Together meant packing bags. It meant putting Briarleigh in the rearview mirror and hiding themselves away long enough for the Crown’s bureaucrats to realize their new Lord was a retired whore with a penchant for larceny and find someone else.

He reached out to brush a stray hair from Miles’s forehead.

Miles’s eyes snapped open, blinked once, and then narrowed .

Well, shit.

“Good morning,” Miles said. His voice was gravelly, but the tone wasn’t amorous.

Gabriel pulled his hand back, tucking it under the quilt. “How are your wheels already grinding, darling? Stop. It’s too early for thinking. Let’s go back to the part where you make coffee, and I pretend to be asleep until it’s ready.”

Miles didn’t smile. He sat up, the sheet pooling around his waist, revealing the broad, hairy expanse of his chest.

Miles knew. Gabriel could see it in those sad eyes. Not just about the summons, but about the pathetic attempt to bury it under skeins of indigo thread.

“Good morning, my Lord,” Miles said to the room.

Double shit.

“I can explain,” Gabriel started, forcing a brightness into his voice that sounded off even to his own ears.

He sat up, dragging the sheet with him. “It arrived yesterday. While you were out. I didn’t—I wasn’t trying to hide it, exactly.

Or not for long. I just couldn’t have that name in this house.

Not yesterday. I needed a moment to breathe before the suffocating weight of my absurdly persistent history crushed us flat. ”

He waited for the lecture. He waited for the hurt.

Instead, Miles sighed, a long, deflating sound, and reached out. He took Gabriel’s hand, squeezing tight.

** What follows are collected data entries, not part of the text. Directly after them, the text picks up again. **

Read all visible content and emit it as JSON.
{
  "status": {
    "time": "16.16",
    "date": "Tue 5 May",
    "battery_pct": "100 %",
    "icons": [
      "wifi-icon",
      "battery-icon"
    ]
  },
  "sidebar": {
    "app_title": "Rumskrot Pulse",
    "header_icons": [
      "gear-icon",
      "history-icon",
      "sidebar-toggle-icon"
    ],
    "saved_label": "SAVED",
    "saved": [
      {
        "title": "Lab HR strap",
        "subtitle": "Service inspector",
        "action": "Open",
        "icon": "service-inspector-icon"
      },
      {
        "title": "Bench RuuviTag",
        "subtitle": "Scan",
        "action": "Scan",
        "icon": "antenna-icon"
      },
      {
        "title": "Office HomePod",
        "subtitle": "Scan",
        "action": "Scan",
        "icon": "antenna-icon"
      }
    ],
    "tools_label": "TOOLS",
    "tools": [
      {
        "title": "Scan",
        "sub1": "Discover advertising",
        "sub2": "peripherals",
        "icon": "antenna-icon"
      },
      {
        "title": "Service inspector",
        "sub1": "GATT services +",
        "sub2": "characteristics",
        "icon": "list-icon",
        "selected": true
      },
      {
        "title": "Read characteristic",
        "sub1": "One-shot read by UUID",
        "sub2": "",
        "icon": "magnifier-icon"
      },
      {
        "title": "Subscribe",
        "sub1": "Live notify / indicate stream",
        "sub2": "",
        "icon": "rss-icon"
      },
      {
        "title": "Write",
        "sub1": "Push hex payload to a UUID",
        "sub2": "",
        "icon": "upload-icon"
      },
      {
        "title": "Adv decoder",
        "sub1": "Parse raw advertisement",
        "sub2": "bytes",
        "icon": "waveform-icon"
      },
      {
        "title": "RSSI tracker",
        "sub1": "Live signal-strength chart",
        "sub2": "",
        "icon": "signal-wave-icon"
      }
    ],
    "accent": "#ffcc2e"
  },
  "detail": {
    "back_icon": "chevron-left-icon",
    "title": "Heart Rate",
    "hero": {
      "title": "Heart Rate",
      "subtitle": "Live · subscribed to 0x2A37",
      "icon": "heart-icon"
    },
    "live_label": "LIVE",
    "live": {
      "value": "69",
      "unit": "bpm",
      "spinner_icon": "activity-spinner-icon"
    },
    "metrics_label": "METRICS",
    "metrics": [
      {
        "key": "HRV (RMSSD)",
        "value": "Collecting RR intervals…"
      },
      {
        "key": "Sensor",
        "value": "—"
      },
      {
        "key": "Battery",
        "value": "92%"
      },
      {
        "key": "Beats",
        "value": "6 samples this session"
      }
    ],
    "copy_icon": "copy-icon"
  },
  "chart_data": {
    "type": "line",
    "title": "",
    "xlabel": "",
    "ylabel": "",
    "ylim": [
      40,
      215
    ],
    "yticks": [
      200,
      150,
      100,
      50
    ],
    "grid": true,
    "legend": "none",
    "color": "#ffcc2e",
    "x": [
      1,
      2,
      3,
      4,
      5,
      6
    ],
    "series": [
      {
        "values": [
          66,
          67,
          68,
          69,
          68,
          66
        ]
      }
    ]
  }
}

“I found it in the sewing box,” Miles said gently. “I’m not angry you hid it, Gabe, not really. I know what that name does to you.”

Gabriel couldn’t swallow past the thickness in his throat. “It’s a mistake. A clerical error. Or a cruel joke. It has to be.”

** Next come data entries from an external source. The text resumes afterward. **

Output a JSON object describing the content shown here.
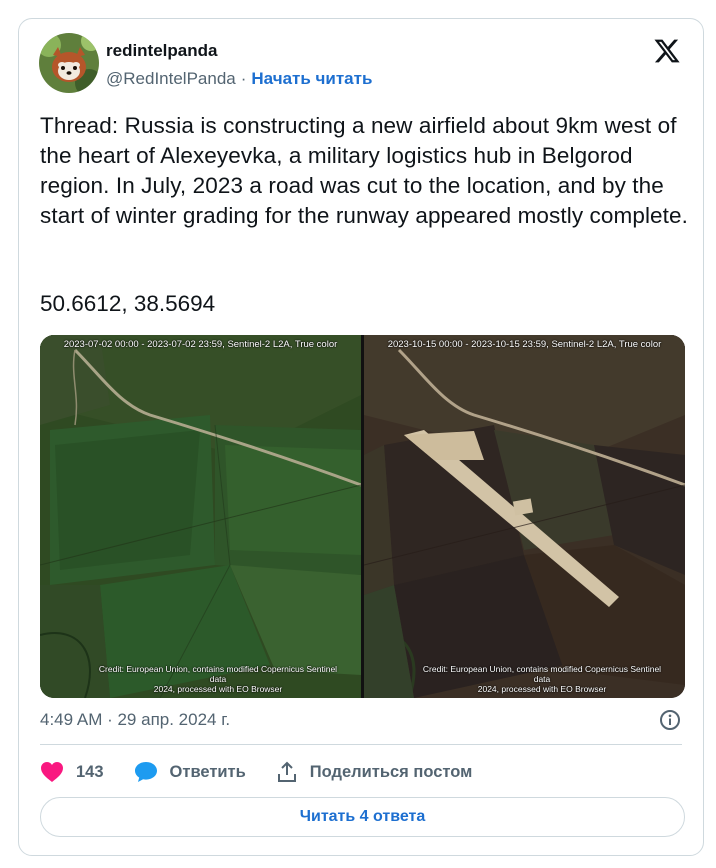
{
  "author": {
    "display_name": "redintelpanda",
    "handle": "@RedIntelPanda",
    "separator": "·",
    "follow_label": "Начать читать"
  },
  "tweet": {
    "text": "Thread: Russia is constructing a new airfield about 9km west of the heart of Alexeyevka, a military logistics hub in Belgorod region. In July, 2023 a road was cut to the location, and by the start of winter grading for the runway appeared mostly complete.",
    "coordinates": "50.6612, 38.5694"
  },
  "media": {
    "images": [
      {
        "caption_top": "2023-07-02 00:00 - 2023-07-02 23:59, Sentinel-2 L2A, True color",
        "caption_bottom_line1": "Credit: European Union, contains modified Copernicus Sentinel data",
        "caption_bottom_line2": "2024, processed with EO Browser"
      },
      {
        "caption_top": "2023-10-15 00:00 - 2023-10-15 23:59, Sentinel-2 L2A, True color",
        "caption_bottom_line1": "Credit: European Union, contains modified Copernicus Sentinel data",
        "caption_bottom_line2": "2024, processed with EO Browser"
      }
    ]
  },
  "meta": {
    "timestamp": "4:49 AM · 29 апр. 2024 г."
  },
  "actions": {
    "like_count": "143",
    "reply_label": "Ответить",
    "share_label": "Поделиться постом"
  },
  "read_replies_label": "Читать 4 ответа",
  "colors": {
    "link": "#1d6fd0",
    "like": "#f91880",
    "reply_icon": "#1d9bf0",
    "muted": "#536471",
    "border": "#cfd9de"
  },
  "icons": {
    "logo": "x-logo-icon",
    "info": "info-icon",
    "like": "heart-icon",
    "reply": "speech-bubble-icon",
    "share": "share-upload-icon"
  }
}
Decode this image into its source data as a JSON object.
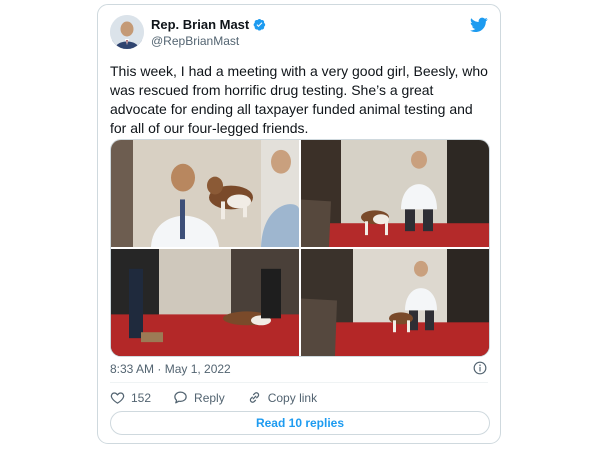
{
  "author": {
    "name": "Rep. Brian Mast",
    "handle": "@RepBrianMast",
    "verified": true
  },
  "tweet": {
    "text": "This week, I had a meeting with a very good girl, Beesly, who was rescued from horrific drug testing. She’s a great advocate for ending all taxpayer funded animal testing and for all of our four-legged friends.",
    "timestamp": "8:33 AM · May 1, 2022"
  },
  "media": {
    "photo_count": 4
  },
  "actions": {
    "like_count": "152",
    "reply_label": "Reply",
    "copy_link_label": "Copy link"
  },
  "read_replies_label": "Read 10 replies",
  "colors": {
    "accent": "#1d9bf0",
    "text": "#0f1419",
    "secondary": "#536471",
    "border": "#cfd9de"
  },
  "icons": [
    "twitter-bird-icon",
    "verified-badge-icon",
    "info-icon",
    "heart-icon",
    "reply-bubble-icon",
    "link-icon"
  ]
}
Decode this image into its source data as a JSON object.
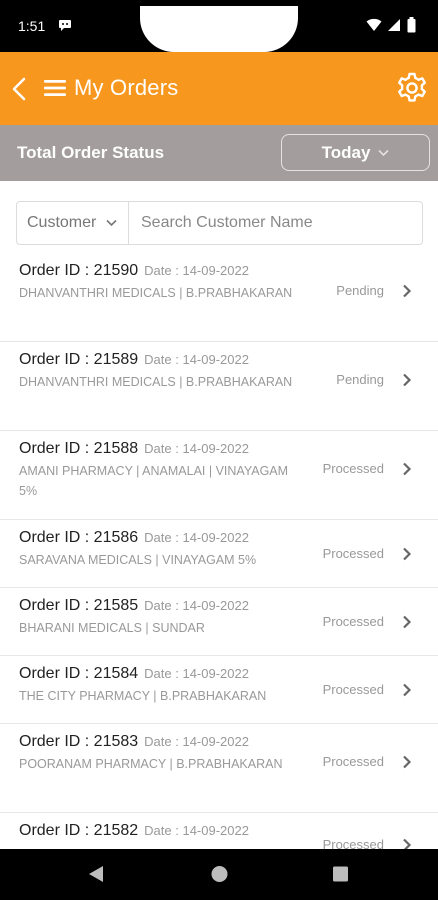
{
  "status_bar": {
    "time": "1:51"
  },
  "app_bar": {
    "title": "My Orders"
  },
  "status_row": {
    "label": "Total Order Status",
    "filter_value": "Today"
  },
  "search": {
    "filter_label": "Customer",
    "placeholder": "Search Customer Name"
  },
  "orders": [
    {
      "id": "Order ID : 21590",
      "date": "Date : 14-09-2022",
      "customer": "DHANVANTHRI MEDICALS | B.PRABHAKARAN",
      "status": "Pending"
    },
    {
      "id": "Order ID : 21589",
      "date": "Date : 14-09-2022",
      "customer": "DHANVANTHRI MEDICALS | B.PRABHAKARAN",
      "status": "Pending"
    },
    {
      "id": "Order ID : 21588",
      "date": "Date : 14-09-2022",
      "customer": "AMANI PHARMACY | ANAMALAI | VINAYAGAM 5%",
      "status": "Processed"
    },
    {
      "id": "Order ID : 21586",
      "date": "Date : 14-09-2022",
      "customer": "SARAVANA MEDICALS | VINAYAGAM 5%",
      "status": "Processed"
    },
    {
      "id": "Order ID : 21585",
      "date": "Date : 14-09-2022",
      "customer": "BHARANI MEDICALS | SUNDAR",
      "status": "Processed"
    },
    {
      "id": "Order ID : 21584",
      "date": "Date : 14-09-2022",
      "customer": "THE CITY PHARMACY | B.PRABHAKARAN",
      "status": "Processed"
    },
    {
      "id": "Order ID : 21583",
      "date": "Date : 14-09-2022",
      "customer": "POORANAM PHARMACY | B.PRABHAKARAN",
      "status": "Processed"
    },
    {
      "id": "Order ID : 21582",
      "date": "Date : 14-09-2022",
      "customer": "",
      "status": "Processed"
    }
  ],
  "colors": {
    "accent": "#f8971d",
    "status_row_bg": "#a39e9d"
  }
}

“It’s not a joke. It’s a legal designation of inheritance. I don’t understand how, but it’s real.” Miles rubbed his thumb over Gabriel’s knuckles, his expression shifting into that familiar, intensely focused look he wore when solving puzzles. “But we will deal with it together.”

“Together,” Gabriel echoed. He let his head thump back against the headboard, the tension leaking out of his frame until he was just a pile of limbs and relief.

“Gods, you had me worried. I thought you’d be pulling out the Penal Code of Averly and reading me the section on ‘Proper Document Handling’ alongside a lecture on civic duty. ”

“The thought crossed my mind,” Miles admitted. “But I imagine the panic was punishment enough. So. We deal with it.”

Gabriel nodded, swinging his legs over the side of the bed.

The floorboards were cool under his feet.

Action. He could do action. “Right. Dealing with it. I’ll get the trunks.

If we pack light, we can be on the midday coach west. We lose the trail in the foothills, maybe head toward the coast. Or—” He spun around, a solution blooming in his mind, audacious and perfect.

“Lyonnor. Who looks for a rogue Averlian noble in Lyonnor?”

He was already mentally cataloging which of his silk tunics would play best in a foreign court—or a foreign tavern, which seemed more likely—when he realized Miles hadn’t moved.

Miles was sitting perfectly still, his hands resting on his knees, wearing an expression of baffled concern. It was the look he usually reserved for when Gabriel tried to explain why a cravat color could be morally wrong.

“Lyonnor,” Miles repeated, the word flat.

“I don’t care about the war, Miles; the border guards are bribable.

” Gabriel grabbed his robe, sliding his arms into the cool silk.

“The architecture is stunning, the wine is superior, and they don’t have a heavy import tax on refugees fleeing bureaucratic nightmares. Plus, I hear the accent is charming.”

“Gabriel,” Miles pointed out. “I spent two years lobbing fireballs at their front lines. I’m fairly certain my face is on a watchlist somewhere. I’m not sure we have a bribe big enough for that.”